Powrót, aplikacja jajecznicy i w oknie startowym 9:10 ruszam na Rawę zahaczając o biedrę robiąc popas na roboczodzień.

W salonie nudy. W odwiedziny wpadają pani Patykowa i Adi. Trochę zleciało czasu na masażach i rozmowach różnych. Wreszcie 19:00, zamykam bajzel i w drogę powrotną przez Zawodzie, dalej DK79 przelot przez Mysłowice do Modrzejowa. Odbijam na Wygodę i od ronda już ciągiem Wojska Polskiego, 11 listopada i Mieroszewskich prosto na kwadrat. Korciło mnie coś jeszcze śmignąć, ale coś kiepsko się poczułem i spasowałem. Jutro też jest dzień.

DPD

Sobota, 4 czerwca 2016 · Komentarze(0)
Kategoria praca
Dnióweczka na RAWIE, jak ktoś ma życzenie się pomasować na fotelach to do 20:00 zapraszam.

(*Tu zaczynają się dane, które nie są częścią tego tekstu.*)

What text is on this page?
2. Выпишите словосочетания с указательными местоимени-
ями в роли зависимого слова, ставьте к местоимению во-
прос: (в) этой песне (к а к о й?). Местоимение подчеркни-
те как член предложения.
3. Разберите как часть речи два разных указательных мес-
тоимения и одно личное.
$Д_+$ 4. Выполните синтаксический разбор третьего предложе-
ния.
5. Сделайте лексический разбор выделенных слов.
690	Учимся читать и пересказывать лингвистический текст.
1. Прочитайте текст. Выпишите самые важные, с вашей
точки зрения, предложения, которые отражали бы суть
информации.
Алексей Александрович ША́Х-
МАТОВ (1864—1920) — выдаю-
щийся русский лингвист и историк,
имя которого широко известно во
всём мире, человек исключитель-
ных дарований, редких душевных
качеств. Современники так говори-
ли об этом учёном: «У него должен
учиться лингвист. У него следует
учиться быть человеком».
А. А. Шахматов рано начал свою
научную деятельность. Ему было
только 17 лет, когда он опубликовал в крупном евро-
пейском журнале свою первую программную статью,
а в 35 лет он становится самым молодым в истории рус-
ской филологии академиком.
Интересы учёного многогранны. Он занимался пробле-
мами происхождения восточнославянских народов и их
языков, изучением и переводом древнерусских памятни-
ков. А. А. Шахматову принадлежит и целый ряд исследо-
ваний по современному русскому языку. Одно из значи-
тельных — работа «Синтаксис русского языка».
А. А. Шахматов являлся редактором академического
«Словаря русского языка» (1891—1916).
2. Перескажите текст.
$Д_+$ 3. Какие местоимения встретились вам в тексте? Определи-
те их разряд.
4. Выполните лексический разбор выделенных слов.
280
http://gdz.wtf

Wczoraj po masie ręka nie odpadła, to dziś decyzja, że na salon kręcę jednośladem - starczy tej komunikacji miejskiej.

Przelot spokojny, przed pracą jeszcze zawijas do kropkowanej po upgrade popasowe.

Po pracy małym zawijasem przez Dąbrówkę, Piaski, Pogoń, Będzin i Dąbrowę zawijam na kwadrat.
Jutro powtórka na Rawę.

Ponownie na dwóch kółkach, Zarząd i czerwcowa KMK.

Piątek, 3 czerwca 2016 · Komentarze(1)
Kategoria rekreacja
Człowiek odprawił Waldzia do Mongolii, a sam się przyblokował na parę dni. Całe szczęście ręka powoli wraca do stanu używalności na tyle, że się zdecydowałem ponownie uruchomić rower.

Wcześniejszych foto nie wrzucam. Na dzień dzisiejszy wygląda to tak. Niby jeden paluch, a ręka wyłączona z działania.


Na początek śmigam dość wartko do Oddziału na Zebranie Zarządu. Spraw tyle, że myślałem, że końca nie doczekam, bo w planach jeszcze miałem śmignąć do Kato na Masę.

Gdy już najważniejsze kwestie zostały poruszone, a było już około 18:30 dzwonię do Kota, jak tam masa. Na to słyszę, że mieli poślizg i chwilę wcześniej dopiero ruszyli. W takim razie wiedząc trasę śmigam na Borki i jadę grupie na przeciw łapiąc ich z tyłu Nowego Roździenia. Dalej już w peletonie jako asekurujący śmigamy po mieście. Chwilę przed 20:00 powrót pod NOSPR. Zbiorowe foto i uciekam z Maciejem w drogę powrotną na Sosnowiec. 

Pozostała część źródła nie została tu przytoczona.